Math teacher, John Baker opposes the four by four block because it conflicts with his teaching.

“I hate it,” said Baker. “I recognize the benefits to this new block schedule, but for math, it slows down the learning process by 3/4 because students would take a class one semester and take that class the next year in the second semester.”

Other teachers liked it but thought it was a better fit for the teachers. David White, an English teacher who used to work at Del Campo said,“I thought it helped teachers by giving them more time to work but it didn’t really benefit the students very much.”

An important aspect of this possible transition is just exactly how will this directly affect the students. Some students  from the four by four block schools have seen it as an easier system to get adjusted to than most people would expect.

Maddie Sutter, a junior at Del Campo, said “The schedule isn’t that bad. The periods might be longer, but it starts to feel pretty normal once you get use to it.”

Students have fewer tests, quizzes, and homework assignments since their study load has dropped from six to four classes daily. There is also a better chance for teachers to connect with their students because they would have less students throughout the day than compared to a six period schedule.

Many of the students at other schools with this schedule have seen some benefits to it, others still see it as a system that crams classes and leaves little room for personal electives that a student may look to pursue throughout their high school years.

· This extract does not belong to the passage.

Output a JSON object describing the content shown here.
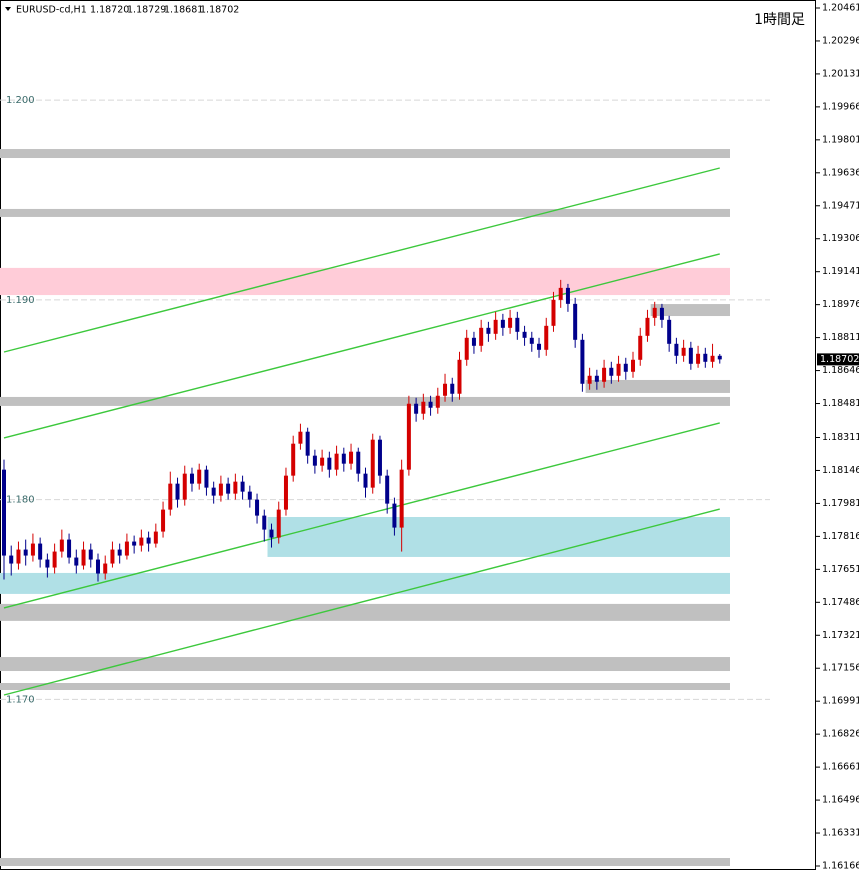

“It seems really unnecessary to have longer class times, but less classes to take. It benefits our A-G requirements, but it makes it difficult to take the electives that focus on what I want to do after high school,” said senior William Trent.

But not all students in block schools love the schedule. Some students have a more difficult time keeping up with the faster pace that is inherent to block scheduling and they may become bored easily if the teaching methods are too teacher oriented.

Del Campo junior Chris Barre said “I’m not a fan of the four by four block because it’s hard for me to pay attention for too long and retain what was learned in the class. I’d rather have more short classes to focus on, because otherwise I just feel over worked in my individual classes.”

Studies on the four-by-four block have found mixed results. A study by the University of Virginia found students from block schedule schools did worse in college science classes. A study done at Georgia Southern University found that students at a traditional schedule school scored higher in biology and reading tests than their counterparts at a block schedule school. A different study found slightly higher graduation rates and slightly lower discipline rates at block schedule schools.

Ginter isn’t pushing for block scheduling, but he is ready for the conversation.

Student’s opinions on the subject can vary. The possibility of a new class schedule is uncertain and Rio students, while unaware of just what a four by four block schedule, would most likely form a strong opinion on both sides of the topic. Everything will remain the same for now, but as the administration digs deeper into this possibility, it’s important to continue to ask if a four by four block schedule is what the school truly needs and if it is in the best interest of the students as well as its teachers.